Other changes may be in the wind. Stark II legislation regarding Medicare reimbursements could alter the landscape again, since proposed regulations to implement Stark II would restrict reimbursement for chemotherapy given in the office.

“Ten or 15 years ago, chemotherapy was part of hospital care,” he noted. “Then it moved to the doctor’s office to save money. Now, with the possibility that Stark II regulations will limit chemotherapy reimbursement, we don’t know where chemotherapy will be delivered in the future. Maybe it will move back to the hospital, meaning community oncologists will have to cut back on their staffs again.”

Community oncologists will have to coordinate their work with other institutions, services, and providers, Dr. Kosier-owski said.

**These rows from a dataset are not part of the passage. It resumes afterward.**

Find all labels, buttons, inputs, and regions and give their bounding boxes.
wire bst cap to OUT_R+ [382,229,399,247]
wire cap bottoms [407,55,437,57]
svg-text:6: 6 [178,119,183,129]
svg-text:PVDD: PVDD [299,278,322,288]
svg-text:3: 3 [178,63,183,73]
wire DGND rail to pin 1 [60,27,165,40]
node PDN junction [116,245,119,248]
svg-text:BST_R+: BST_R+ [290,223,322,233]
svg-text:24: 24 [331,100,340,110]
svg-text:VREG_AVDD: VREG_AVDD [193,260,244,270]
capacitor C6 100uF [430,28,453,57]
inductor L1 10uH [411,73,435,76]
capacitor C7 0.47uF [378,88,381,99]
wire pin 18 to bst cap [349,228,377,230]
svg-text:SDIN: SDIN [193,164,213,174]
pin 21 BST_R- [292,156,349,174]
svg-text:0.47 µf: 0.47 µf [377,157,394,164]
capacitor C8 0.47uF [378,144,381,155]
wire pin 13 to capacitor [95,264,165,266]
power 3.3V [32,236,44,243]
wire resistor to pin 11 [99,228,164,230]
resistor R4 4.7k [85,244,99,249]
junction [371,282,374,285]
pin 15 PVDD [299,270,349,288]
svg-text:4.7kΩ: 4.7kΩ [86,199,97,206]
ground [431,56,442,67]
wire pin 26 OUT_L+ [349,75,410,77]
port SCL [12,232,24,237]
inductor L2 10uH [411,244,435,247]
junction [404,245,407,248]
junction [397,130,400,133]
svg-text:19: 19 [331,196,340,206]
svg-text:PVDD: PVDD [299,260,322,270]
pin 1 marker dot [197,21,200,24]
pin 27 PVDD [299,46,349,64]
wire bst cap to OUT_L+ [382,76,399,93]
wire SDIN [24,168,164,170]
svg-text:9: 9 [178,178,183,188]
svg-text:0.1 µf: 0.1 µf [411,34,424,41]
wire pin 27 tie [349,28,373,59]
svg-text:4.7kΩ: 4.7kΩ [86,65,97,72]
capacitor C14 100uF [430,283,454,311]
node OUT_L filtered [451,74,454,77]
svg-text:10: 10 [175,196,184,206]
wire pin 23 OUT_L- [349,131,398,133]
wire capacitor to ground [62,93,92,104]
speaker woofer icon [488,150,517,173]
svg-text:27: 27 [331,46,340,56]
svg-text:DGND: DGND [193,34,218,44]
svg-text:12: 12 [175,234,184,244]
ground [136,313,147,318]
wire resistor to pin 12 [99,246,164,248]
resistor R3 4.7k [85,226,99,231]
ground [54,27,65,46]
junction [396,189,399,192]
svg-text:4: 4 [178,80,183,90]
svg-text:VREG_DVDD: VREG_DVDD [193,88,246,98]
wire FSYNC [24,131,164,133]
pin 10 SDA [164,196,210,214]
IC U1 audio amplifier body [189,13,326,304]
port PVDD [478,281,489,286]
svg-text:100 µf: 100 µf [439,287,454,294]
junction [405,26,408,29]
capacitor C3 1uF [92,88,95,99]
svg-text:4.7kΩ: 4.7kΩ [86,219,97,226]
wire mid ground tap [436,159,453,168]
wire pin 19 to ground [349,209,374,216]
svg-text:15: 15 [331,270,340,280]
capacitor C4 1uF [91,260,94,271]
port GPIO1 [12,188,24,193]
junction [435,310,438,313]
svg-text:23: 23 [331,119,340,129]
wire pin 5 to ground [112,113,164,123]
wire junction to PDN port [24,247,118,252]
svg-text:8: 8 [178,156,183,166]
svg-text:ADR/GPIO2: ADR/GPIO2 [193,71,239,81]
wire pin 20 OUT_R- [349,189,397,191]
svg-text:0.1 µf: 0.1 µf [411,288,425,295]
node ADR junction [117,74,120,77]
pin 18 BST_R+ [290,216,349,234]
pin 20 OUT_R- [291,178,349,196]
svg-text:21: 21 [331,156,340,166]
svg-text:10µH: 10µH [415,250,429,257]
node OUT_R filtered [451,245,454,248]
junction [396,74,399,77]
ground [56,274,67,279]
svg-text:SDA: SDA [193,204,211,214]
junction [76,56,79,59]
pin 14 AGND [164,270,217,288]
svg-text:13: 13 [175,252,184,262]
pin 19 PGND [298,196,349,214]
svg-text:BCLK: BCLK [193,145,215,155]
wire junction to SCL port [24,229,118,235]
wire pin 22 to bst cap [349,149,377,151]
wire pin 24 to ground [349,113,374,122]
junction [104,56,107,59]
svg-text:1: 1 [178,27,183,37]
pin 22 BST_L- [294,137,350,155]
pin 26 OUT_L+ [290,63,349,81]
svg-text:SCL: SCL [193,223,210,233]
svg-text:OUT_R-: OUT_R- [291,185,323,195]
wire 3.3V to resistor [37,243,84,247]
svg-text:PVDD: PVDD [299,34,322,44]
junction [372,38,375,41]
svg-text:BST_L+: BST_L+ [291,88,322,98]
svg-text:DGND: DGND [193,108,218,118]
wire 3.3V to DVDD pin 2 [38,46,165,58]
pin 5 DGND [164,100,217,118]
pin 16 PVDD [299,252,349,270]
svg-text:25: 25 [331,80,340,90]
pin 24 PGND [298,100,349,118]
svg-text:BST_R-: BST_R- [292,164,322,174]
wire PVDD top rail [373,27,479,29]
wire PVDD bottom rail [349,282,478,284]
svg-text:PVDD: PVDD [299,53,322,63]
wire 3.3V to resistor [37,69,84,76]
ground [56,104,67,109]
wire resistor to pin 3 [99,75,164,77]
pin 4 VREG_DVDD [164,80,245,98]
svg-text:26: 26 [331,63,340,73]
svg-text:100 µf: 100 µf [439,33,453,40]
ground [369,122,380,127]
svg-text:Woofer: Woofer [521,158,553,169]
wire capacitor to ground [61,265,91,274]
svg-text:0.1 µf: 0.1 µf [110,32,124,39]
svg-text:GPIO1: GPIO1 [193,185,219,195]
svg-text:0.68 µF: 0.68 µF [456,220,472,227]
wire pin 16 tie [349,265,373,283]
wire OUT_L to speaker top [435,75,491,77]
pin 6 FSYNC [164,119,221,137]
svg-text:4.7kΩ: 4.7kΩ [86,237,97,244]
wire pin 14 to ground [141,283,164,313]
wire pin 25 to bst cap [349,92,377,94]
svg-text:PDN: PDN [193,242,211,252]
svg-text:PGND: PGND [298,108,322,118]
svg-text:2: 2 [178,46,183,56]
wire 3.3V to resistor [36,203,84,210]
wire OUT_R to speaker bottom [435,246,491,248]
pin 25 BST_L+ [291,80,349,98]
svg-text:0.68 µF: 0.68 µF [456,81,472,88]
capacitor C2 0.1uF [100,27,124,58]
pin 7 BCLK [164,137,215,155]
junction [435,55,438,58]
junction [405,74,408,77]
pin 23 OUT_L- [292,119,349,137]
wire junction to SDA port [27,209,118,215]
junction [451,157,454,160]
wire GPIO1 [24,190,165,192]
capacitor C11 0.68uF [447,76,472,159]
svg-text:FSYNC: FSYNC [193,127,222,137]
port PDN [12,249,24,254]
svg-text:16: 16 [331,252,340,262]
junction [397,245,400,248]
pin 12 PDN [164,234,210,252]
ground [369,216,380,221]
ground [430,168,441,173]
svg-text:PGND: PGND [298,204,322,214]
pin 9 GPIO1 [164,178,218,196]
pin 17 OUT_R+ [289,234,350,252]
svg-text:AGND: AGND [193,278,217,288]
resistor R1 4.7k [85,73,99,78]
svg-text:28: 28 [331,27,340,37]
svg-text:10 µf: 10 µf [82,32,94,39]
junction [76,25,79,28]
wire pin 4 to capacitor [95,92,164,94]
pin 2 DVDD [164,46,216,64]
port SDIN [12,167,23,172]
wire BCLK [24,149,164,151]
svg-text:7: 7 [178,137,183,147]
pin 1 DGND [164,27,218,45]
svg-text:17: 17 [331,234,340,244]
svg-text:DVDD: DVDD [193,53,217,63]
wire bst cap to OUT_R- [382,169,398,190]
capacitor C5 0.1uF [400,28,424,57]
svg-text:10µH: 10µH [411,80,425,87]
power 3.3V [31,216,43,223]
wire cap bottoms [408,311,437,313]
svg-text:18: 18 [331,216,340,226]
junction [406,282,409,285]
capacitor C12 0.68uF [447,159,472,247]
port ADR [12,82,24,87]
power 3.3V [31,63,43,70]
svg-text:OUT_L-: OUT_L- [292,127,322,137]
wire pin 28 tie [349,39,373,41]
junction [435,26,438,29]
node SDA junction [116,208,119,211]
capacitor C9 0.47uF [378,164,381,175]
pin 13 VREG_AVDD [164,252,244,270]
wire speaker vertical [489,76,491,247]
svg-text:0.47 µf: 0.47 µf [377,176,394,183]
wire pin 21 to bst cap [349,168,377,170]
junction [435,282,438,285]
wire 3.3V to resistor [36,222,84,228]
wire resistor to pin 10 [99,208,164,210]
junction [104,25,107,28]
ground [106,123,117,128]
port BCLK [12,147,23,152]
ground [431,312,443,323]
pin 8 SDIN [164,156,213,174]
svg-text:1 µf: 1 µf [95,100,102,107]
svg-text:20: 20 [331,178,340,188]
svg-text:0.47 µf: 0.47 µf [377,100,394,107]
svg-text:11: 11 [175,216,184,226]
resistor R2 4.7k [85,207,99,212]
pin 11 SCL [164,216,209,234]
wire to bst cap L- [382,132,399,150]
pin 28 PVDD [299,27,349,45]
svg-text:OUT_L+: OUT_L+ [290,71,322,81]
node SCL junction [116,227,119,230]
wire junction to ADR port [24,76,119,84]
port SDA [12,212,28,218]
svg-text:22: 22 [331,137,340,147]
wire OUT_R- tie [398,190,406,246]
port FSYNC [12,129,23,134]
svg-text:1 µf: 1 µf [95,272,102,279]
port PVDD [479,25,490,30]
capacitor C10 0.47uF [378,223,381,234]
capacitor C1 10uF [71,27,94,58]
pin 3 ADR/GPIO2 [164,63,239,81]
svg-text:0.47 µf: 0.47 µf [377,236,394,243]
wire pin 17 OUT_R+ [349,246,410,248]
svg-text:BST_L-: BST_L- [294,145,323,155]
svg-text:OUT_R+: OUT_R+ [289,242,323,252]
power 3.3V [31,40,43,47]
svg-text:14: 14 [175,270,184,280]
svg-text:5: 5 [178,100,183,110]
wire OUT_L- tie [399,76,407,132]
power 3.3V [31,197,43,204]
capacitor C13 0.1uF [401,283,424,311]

For example, since prevention programs are needed for hospital accreditation, there are incentives for hospitals and physicians to work together.

Community oncologists set high goals for caring for their patients and their families, for both their medical and their psychosocial needs, Dr. Kosierowski said. The next era in oncology will see an enhanced role for prevention, screening programs, early detection, and the value of educating the public to take advantage of these developments.